School choice advocates criticize Shapiro budget
Supporters of Pennsylvania’s Educational Improvement Tax Credit Program (EITC), the state’s biggest statewide school choice program, say Gov. Josh Shapiro’s proposed 2026-27 budget prioritizes increased public school funding over continued support for the tax credit program.
The debate over the education budget comes as the state continues to grapple with how to improve student outcomes, address disparities between school districts and balance public school funding with expanding school choice options.
For more than two decades, the Commonwealth Foundation, a conservative nonprofit, has promoted school choice initiatives in Pennsylvania. On Wednesday, officials with the group held a press call to criticize Shapiro’s budget priorities and push for a boost in the school choice tax credits to cut into the waiting list of students seeking to use the program.
Shapiro’s budget proposal features a $923 million (about 5%) increase in state support to public schools, but does not provide additional funding for tax credit programs like EITC, that help low- and middle-income students attend private or independent schools. The 2025-26 budget allocated $590 million to fund EITC.
“Governor Shapiro’s proposed budget proposes to keep EITC’s overall cap ‘unchanged,’ which seeks to repurpose or shift funding away from tax credit scholarships and towards educational improvement organizations,” Rachel Langan, a senior policy analyst at the Commonwealth Foundation, said. “EITC is effectively part of the budget fight.”
EITC, which was created in 2001, allows individuals and businesses to receive a state tax credit equal to up to 90% of their state tax liability for eligible contributions. Donors write checks to different scholarship organizations and educational improvement organizations across the state, and these organizations distribute the funds to students in need of financial assistance.
Since the program’s inception, it has awarded more than 1 million scholarships in all 67 Pennsylvania counties, according to a 2026 Commonwealth Foundation report. However, tax credit caps, set each year by the state legislature, leave about 69,000 students on the waitlist for scholarships, according to the report.
“The enduring popularity of the EITC Program shows school choice works. Pennsylvania can lead the nation by prioritizing EITC,”
Langan said.
The Pennsylvania State Education Association, the state’s largest teachers’ union, and other education-
funding groups, have criticized the tax credit program in the past, saying that it diverts taxpayer dollars away from public schools.

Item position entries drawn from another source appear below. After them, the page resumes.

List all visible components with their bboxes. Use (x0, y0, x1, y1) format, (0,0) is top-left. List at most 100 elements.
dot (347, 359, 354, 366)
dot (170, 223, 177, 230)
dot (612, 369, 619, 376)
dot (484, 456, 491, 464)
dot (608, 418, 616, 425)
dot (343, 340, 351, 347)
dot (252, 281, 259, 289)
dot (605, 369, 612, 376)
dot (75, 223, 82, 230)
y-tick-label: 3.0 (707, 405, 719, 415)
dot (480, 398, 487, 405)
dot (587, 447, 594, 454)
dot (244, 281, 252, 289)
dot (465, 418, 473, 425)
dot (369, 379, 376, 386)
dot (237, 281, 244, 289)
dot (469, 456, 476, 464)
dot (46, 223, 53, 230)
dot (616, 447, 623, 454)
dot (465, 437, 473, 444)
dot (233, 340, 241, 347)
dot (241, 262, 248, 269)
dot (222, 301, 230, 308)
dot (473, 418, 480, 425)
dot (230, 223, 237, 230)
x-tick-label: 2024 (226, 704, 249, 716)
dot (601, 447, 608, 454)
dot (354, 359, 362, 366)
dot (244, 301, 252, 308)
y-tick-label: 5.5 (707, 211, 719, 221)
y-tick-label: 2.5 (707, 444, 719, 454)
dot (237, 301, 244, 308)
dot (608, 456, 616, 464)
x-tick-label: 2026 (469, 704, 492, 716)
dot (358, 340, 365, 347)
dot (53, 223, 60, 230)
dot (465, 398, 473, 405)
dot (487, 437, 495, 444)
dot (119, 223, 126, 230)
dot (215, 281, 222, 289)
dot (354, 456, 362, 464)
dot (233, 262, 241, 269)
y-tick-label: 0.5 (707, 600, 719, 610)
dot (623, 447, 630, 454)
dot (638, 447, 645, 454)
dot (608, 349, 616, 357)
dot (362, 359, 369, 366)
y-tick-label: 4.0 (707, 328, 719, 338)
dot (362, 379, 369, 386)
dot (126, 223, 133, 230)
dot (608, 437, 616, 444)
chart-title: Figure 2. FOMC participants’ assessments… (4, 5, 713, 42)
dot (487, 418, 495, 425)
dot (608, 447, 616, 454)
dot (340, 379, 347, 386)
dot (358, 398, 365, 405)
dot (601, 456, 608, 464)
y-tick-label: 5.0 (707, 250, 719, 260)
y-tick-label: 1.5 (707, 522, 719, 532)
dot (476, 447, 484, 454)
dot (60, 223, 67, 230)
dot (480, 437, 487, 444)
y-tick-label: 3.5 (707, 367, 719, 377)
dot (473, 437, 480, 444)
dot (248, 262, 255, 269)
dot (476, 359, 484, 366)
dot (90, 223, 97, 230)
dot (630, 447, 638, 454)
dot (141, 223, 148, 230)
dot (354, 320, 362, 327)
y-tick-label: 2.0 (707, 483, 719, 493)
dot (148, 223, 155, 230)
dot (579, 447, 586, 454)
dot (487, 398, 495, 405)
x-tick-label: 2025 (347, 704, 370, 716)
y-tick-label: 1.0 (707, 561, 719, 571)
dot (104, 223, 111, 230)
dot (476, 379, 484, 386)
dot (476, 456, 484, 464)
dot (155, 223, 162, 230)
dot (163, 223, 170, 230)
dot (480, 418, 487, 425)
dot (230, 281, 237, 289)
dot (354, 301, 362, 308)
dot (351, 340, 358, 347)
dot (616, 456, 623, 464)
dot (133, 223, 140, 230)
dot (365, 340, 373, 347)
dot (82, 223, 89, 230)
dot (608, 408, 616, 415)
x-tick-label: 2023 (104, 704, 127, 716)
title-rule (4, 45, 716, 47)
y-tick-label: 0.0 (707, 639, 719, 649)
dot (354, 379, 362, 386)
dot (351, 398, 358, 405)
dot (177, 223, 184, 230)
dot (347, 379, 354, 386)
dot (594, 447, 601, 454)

Shapiro, however, has not completely rejected school choice. He has signed budgets that increased funding for the tax credit programs by nearly 50%. But at the same time, he has opposed Republican-backed efforts to expand the programs, including a proposal that would provide up to $8,000 in tuition assistance for low-income students.
In 2023, Shapiro signaled he would support expanding a school choice program for students in poorly-performing school districts but backed down due to opposition from House Democrats and used his line-item veto to remove the funding from the state budget.
The debate has also expanded to the federal level, where a new tax credit scholarship initiative allows states to opt in.